Gracie menatap sang ibu yang tengah mengemasi baju bajunya dan memasukannya kedalam sebuah koper dengan raut sedihnya. Bahkan iming iming di ajak liburan pun tidak membuatnya bahagia karena ada sesuatu yang mengganjal di benak gadis berusia 10 tahun itu.
Parasnya yang ayu kali ini berganti menjadi paras sedih yang siapapun akan merasa iba pada gadis itu. Tak terkecuali sang nenek.
"Sha...apa ngga bisa di bicarakan baik baik? Kasian anakmu."
Ujar Cindy berusaha membujuk Marsha. Ibu dari gadis bernama Gracie."Ngga bisa, Ma. Udah keputusan kita bersama."
Cindy menatap cucunya. Perlahan meminta anak itu pergi ke luar karena dia ingin berbicara dengan Marsha tanpa gadis itu. Gracie pun menurut dan pergi dari kamarnya.
"Marsha...kalian udah lama bareng bareng, kenapa masalah sepele begitu jadi besar begini?."
"Ma, mama mending bantuin deh. Mama mau ceramahin aku se banyak apapun kalau aku udah putusin itu, berarti itu yang terbaik buat aku sama dia."
"Sha...kasihan anakmu. Dia ngga tahu apa apa."
"Aku bakal jelasin ke dia pelan-pelan. Cuma saat ini aku sama Grec beneran harus keluar dari rumah ini."
"Ini udah sore, bentar lagi dia pulang. Kalian bisa bicara in lagi, siapa tahu ada titik temu nya."
"Dia pergi ke Singapura, Ma. Dia udah ngga peduli sama aku dan anaknya. Udahlah.. Mama kalau mau bantuin aku ya bantuin, kalau ngga mending mama keluar aja. Ini ngga bakalan selesai kalau mama ajak ngobrol aku terus."
Marsha masih saja sibuk mengambil baju baju anaknya dari dalam lemari."Mama kecewa sama kamu, dia menantu baik menurut mama."
"Kalau dia ngga baik menurutku gimana? Apa mama rela anak mama ini di sakitin terus?

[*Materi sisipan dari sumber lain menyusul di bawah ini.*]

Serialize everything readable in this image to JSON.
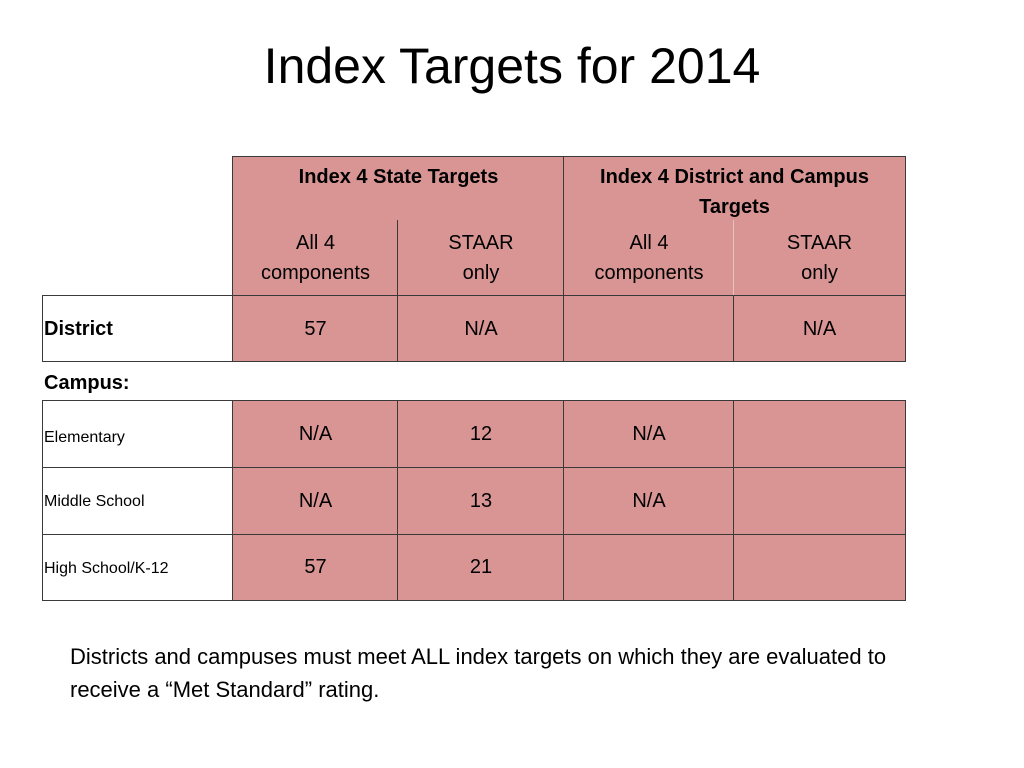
{
  "slide": {
    "title": "Index Targets for 2014",
    "footnote": "Districts and campuses  must meet ALL index targets on which they are evaluated to receive a “Met Standard” rating."
  },
  "table": {
    "group_headers": {
      "state": "Index 4 State Targets",
      "district_campus": "Index 4 District and Campus Targets"
    },
    "sub_headers": {
      "state_all": "All 4 components",
      "state_staar": "STAAR only",
      "dc_all": "All 4 components",
      "dc_staar": "STAAR only"
    },
    "district": {
      "label": "District",
      "state_all": "57",
      "state_staar": "N/A",
      "dc_all": "",
      "dc_staar": "N/A"
    },
    "campus_label": "Campus:",
    "campus_rows": [
      {
        "label": "Elementary",
        "state_all": "N/A",
        "state_staar": "12",
        "dc_all": "N/A",
        "dc_staar": ""
      },
      {
        "label": "Middle School",
        "state_all": "N/A",
        "state_staar": "13",
        "dc_all": "N/A",
        "dc_staar": ""
      },
      {
        "label": "High School/K-12",
        "state_all": "57",
        "state_staar": "21",
        "dc_all": "",
        "dc_staar": ""
      }
    ]
  }
}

Mama rela aku setiap hari makan hati? Mama rela aku tiap hari cuma adu mulut sama dia? Iya? Mama suka aku di gituin?."
Pandangan Marsha sudah fokus pada ibunya. Beberapa baju dia biarkan jatuh karena kini air matanya ikut menetes.
"Bukan gitu, Nak."
Perlahan Cindy mendekati anaknya lalu memeluknya erat. Dia tahu sebesar apa beban yang anaknya tanggung.
"Mama ngerti, cuma mama menyayangkan kalian sampai harus cerai. Anak kalian udah gede, dia udah tahu arti dari perceraian. Dia pasti sedih kalau tahu mama sama papanya bakal berpisah."
"Dia bakalan ngertiin aku, Ma. Dia pasti ngerti."
"Hah. Ya udah kalau itu keputusan kamu. Mama cuma bisa dukung kamu dan bantuin semua yang bisa mama dan papa bantu."
"Makasih, Ma."
Gracie yang menuruni tangga dengan wajah sedihnya membuat Jinan yang menunggu di lantai satu jadi menghampiri nya.
"Grec, kenapa?."
Tanya Jinan."Opa...mama mau bawa aku pergi...tapi aku ngga mau."
Rengek anak itu.Jinan lantas memeluk cucunya yang menangis.
"Hushh. Kamu jangan sedih. Mama kamu kan cuma bawa kamu liburan, nanti juga balik lagi."
Hibur Jinan."Grec tahu arti liburan yang mama maksud. Kita ngga cuma liburan, tapi juga pindah. Mama bawa banyak bajuku, mama juga bawa banyak barang barang aku. Itu apa artinya kalau bukan pindah rumah."
"Papa juga pergi belum pulang. Aku mau papa cegah mama ajak aku pergi. Aku mau papa pulang dan narik mama kembali."
Lanjut Gracie dalam pelukan Jinan.Jinan tidak bisa berkata kata lagi. Dirinya pun berusaha mencegah sang menantu untuk pergi, tapi nyatanya menantunya memilih pergi tanpa tahu bahwa anaknya sangat merindukan nya.